Et ainsi, les ultimatums de l’Allemagne à la Russie pour qu’elle désarme sont restés sans réponse, et la guerre a été déclarée.

Les hommes d’État ont vu l’alignement de taches colorées sur une carte ; Parvus a vu des lignes de blé. Les exportations de céréales américaines, qui avaient bondi pendant cinquante ans, avaient déjà diminué en 1910, les villes américaines en plein essor consommant davantage de céréales. L’Empire ottoman était positionné à l’important point de jonction entre le grain russe et les villes de l’oesophage à l’ouest qui fabriquaient de la poudre à canon et des munitions. Le grain roumain ne pouvait pas non plus arriver en France sans passer par le Bosphore.

Au détroit, Parvus le savait, se trouvait le point de basculement du monde. Correctement défendue, Istanbul pourrait embouteiller le blé de la mer Noire qui pourrait autrement nourrir la France et l’Angleterre. Il savait que ces pays broyaient le grain russe en farine depuis 1794. Un blocus à Istanbul pourrait également empêcher l’arrivée en Russie de fournitures militaires cruciales, paralysant la mobilisation russe.

Mais l’approvisionnement alimentaire de l’Allemagne était presque aussi vulnérable que celui de la Grande-Bretagne.
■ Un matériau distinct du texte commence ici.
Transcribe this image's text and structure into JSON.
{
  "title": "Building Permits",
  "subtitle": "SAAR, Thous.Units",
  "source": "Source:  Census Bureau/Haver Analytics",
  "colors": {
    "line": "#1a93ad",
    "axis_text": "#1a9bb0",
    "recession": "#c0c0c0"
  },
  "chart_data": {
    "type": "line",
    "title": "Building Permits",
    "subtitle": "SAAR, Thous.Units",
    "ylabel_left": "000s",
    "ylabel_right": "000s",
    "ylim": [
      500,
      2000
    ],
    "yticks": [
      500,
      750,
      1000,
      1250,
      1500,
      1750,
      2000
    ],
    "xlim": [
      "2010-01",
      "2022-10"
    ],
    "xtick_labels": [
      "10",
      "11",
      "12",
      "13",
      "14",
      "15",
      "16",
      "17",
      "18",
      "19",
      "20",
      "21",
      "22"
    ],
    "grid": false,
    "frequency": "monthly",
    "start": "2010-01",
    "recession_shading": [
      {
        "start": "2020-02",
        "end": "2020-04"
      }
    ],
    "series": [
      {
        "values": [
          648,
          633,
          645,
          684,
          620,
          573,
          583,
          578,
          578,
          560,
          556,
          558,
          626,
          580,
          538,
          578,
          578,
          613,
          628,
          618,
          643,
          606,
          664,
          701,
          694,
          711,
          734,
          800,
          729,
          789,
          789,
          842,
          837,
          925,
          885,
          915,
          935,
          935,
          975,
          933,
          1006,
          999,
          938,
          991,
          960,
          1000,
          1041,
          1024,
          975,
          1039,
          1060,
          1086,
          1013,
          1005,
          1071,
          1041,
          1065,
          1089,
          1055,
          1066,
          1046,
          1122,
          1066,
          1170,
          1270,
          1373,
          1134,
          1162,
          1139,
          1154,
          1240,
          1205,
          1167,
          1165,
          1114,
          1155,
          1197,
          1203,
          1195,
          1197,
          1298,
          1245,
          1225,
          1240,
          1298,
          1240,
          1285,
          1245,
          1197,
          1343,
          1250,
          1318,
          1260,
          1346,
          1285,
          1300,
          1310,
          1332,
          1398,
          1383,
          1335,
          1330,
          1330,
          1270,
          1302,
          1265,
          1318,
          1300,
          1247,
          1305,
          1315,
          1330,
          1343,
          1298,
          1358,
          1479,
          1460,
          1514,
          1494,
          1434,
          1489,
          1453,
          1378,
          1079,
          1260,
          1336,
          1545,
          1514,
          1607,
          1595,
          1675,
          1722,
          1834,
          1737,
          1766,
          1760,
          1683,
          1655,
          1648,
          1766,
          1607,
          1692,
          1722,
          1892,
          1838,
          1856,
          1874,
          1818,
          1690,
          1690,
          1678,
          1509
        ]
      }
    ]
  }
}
L’Allemagne, bien sûr, avait beaucoup de munitions et une impressionnante logistique ferroviaire contrôlée par l’État : le système Etappen. Pourtant, l’ouest de l’Allemagne dépendait de l’Atlantique pour sa nourriture, acheminée principalement par Anvers et Rotterdam. Son propre approvisionnement en céréales serait en danger si l’Allemagne était entièrement encerclée. Les chemins de fer à travers la Pologne sous contrôle allemand existaient à peine, et le grain de la Baltique pourrait ralentir ou s’arrêter si la Russie et la Grande-Bretagne pouvaient bloquer le commerce de la Baltique. Depuis l’époque de la Ligue hanséatique, la Baltique transportait encore des céréales qui approvisionnaient l’Allemagne de l’Est. Les tarifs allemands n’ont pas arrêté ce grain, mais ont seulement assuré qu’une grande partie du grain russe voyageait vers l’Allemagne par voie maritime. L’Allemagne avait dépensé un milliard de deutsche marks au cours des trente dernières années pour essayer d’améliorer son chemin vers la Pologne sous contrôle allemand avec peu d’effet. Avec le système Etappen, il pouvait se battre rapidement mais pas très longtemps.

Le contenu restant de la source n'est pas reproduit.